One thing I love about southern cooking are most things are cooked with something pork. So how can you go wrong with some oven barbecued ribs?  These ribs are cooked low and slow to make sure you get the most tender and juicy ribs possible.  Up to this point, I have never tried to make any ribs, but Paula made this as easy as possible.  Where I grew up, I was used to ribs covered in a thick ketchup style barbeque sauce. Those are good, but I took Paula's suggestions and covered them in her Daddy's Tangy Grilling Sauce.  This sauce is simple with just Worcestershire sauce, butter and lemon juice. When I tasted it, I really was a little worried about how they would turn out but, the sauce really is the key to these wonderful ribs.  As the ribs cook, they soak up this tangy sauce and it makes the ribs so succulent and tender you will think they're finger licking good. 

What goes better with barbeque ribs than Paula's Best Braised Southern Greens?  Paula uses some good 'ole bacon grease, butter and onions to flavor this dish. We all know you can't go wrong with butter and bacon for flavor in the south!   Overall the greens turned out really good, but I do think they needed to be cooked way longer then what Paula suggests.   I don't know about the rest of you, but I love my collard greens cooked soft. I don't want any crunchy greens!  In the recipe, Paula says to only cook these about 20 minutes total.

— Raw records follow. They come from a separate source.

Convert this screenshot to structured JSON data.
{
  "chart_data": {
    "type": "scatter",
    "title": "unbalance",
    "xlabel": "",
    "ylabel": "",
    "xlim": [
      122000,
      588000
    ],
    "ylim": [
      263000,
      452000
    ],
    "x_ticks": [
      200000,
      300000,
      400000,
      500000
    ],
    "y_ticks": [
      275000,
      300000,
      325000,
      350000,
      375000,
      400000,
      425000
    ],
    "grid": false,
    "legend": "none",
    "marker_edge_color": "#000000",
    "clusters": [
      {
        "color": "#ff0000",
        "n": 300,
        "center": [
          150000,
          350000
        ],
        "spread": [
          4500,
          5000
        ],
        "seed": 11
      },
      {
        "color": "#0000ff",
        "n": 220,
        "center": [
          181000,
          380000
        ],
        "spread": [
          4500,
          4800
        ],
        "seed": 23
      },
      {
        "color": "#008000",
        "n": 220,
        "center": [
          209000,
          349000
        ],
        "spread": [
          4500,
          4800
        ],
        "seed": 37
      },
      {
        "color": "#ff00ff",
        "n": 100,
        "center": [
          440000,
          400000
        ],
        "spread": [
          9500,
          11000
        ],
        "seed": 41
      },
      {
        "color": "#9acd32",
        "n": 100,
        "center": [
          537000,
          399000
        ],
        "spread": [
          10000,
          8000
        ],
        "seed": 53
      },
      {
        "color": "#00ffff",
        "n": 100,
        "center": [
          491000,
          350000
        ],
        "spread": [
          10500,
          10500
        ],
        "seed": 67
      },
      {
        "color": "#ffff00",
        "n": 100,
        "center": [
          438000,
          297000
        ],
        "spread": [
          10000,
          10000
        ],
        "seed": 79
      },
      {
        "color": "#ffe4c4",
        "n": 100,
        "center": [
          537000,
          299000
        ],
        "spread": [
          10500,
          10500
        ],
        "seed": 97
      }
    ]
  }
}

To me they could have cooked for longer, but that is how I like them.

BBQ Pork Ribs pg. 143

5 pounds bone in country style ribs
salt and pepper
1 teaspoon garlic powder
Daddy's tangy grilling sauce.

To make the sauce take 1 cup of Worcestershire sauce, 1/2 stick of butter and the juice of 2 lemons and combine in a sauce pan and simmer for 10 minutes.

For the Ribs:

Sprinkle with salt, pepper, and garlic powder then cover and refrigerate for 4 or more hours. 

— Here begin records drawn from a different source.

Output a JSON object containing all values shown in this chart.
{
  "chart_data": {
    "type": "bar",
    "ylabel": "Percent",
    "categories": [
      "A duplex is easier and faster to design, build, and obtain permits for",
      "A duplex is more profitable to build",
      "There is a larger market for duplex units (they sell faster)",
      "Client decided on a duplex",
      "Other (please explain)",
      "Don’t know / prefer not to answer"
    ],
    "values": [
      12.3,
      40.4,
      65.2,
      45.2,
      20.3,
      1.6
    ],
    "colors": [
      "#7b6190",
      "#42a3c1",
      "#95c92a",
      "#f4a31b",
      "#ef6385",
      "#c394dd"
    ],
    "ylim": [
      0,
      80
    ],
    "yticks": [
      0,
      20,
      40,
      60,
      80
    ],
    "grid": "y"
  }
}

Preheat your oven to 350 degrees.  Pour half of the sauce in your roasting pan, making sure to coat the ribs with the sauce.  Cover your pan with foil and bake 1-1 1/2 hours.  Then pour the rest of your sauce over your ribs and bake until tender around another 1 1/2 hours.  Once they are done make sure you let them rest for a few minutes before you serve them.

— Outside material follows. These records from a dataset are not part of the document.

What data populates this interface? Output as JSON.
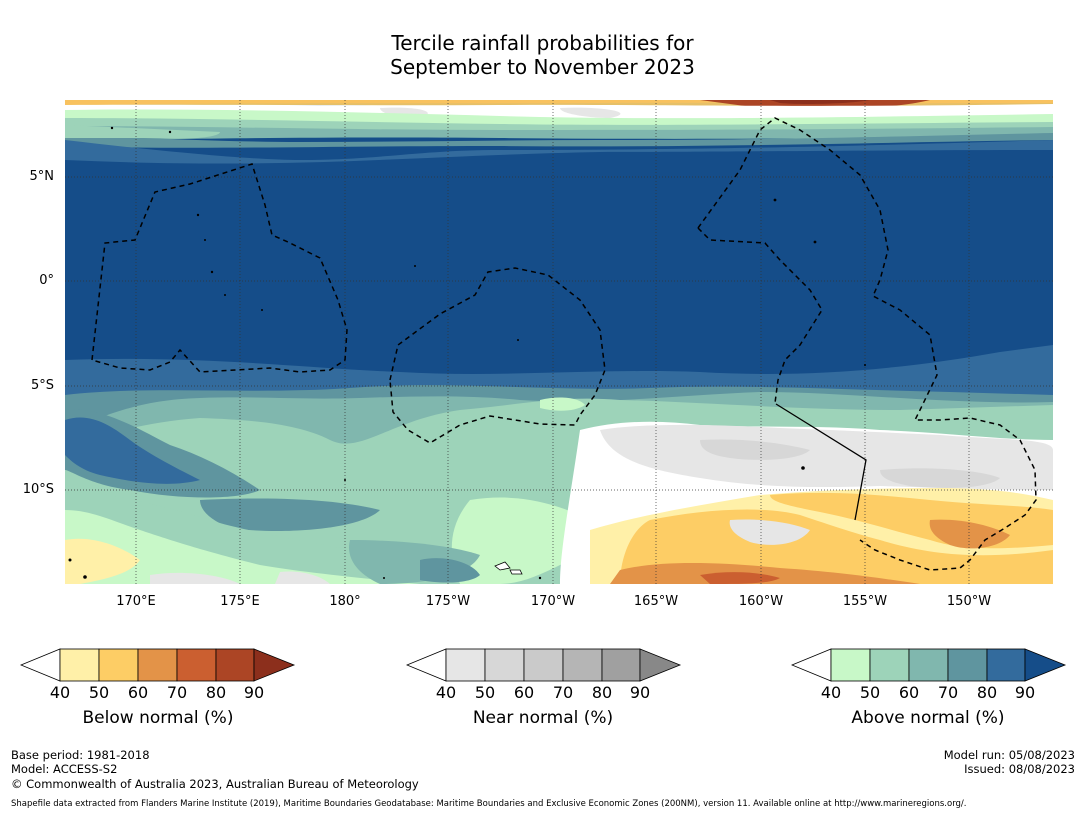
{
  "title": {
    "line1": "Tercile rainfall probabilities for",
    "line2": "September to November 2023"
  },
  "map": {
    "latitude_labels": [
      "5°N",
      "0°",
      "5°S",
      "10°S"
    ],
    "longitude_labels": [
      "170°E",
      "175°E",
      "180°",
      "175°W",
      "170°W",
      "165°W",
      "160°W",
      "155°W",
      "150°W"
    ]
  },
  "legends": {
    "below": {
      "title": "Below normal (%)",
      "ticks": [
        "40",
        "50",
        "60",
        "70",
        "80",
        "90"
      ],
      "colors": [
        "#fff0a8",
        "#fdcd65",
        "#e39348",
        "#cb5f30",
        "#ac4525",
        "#8c2f1c"
      ]
    },
    "near": {
      "title": "Near normal (%)",
      "ticks": [
        "40",
        "50",
        "60",
        "70",
        "80",
        "90"
      ],
      "colors": [
        "#e6e6e6",
        "#d7d7d7",
        "#cacaca",
        "#b5b5b5",
        "#a0a0a0",
        "#888888"
      ]
    },
    "above": {
      "title": "Above normal (%)",
      "ticks": [
        "40",
        "50",
        "60",
        "70",
        "80",
        "90"
      ],
      "colors": [
        "#c8f8c8",
        "#9dd3b9",
        "#80b7ae",
        "#5f959f",
        "#336b9d",
        "#154d89"
      ]
    }
  },
  "footer": {
    "base_period": "Base period: 1981-2018",
    "model": "Model: ACCESS-S2",
    "copyright": "© Commonwealth of Australia 2023, Australian Bureau of Meteorology",
    "model_run": "Model run: 05/08/2023",
    "issued": "Issued: 08/08/2023",
    "attribution": "Shapefile data extracted from Flanders Marine Institute (2019), Maritime Boundaries Geodatabase: Maritime Boundaries and Exclusive Economic Zones (200NM), version 11. Available online at http://www.marineregions.org/."
  }
}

Best Braised Southern Greens

8 slices of bacon cut into pieces
1 medium onion
1 stick of butter
2 pounds collards
salt
hot sauce

In a large sauce pan fry the bacon pieces until crisp then add your onions and butter and cook until the onions are soft and tender.

Add about 2 cups of water,  I needed a little more than 2 cups, and bring to a boil then simmer for 10 minutes.  Add your collard greens and cook until tender.  Paula says 20 minutes, but I say you will need longer.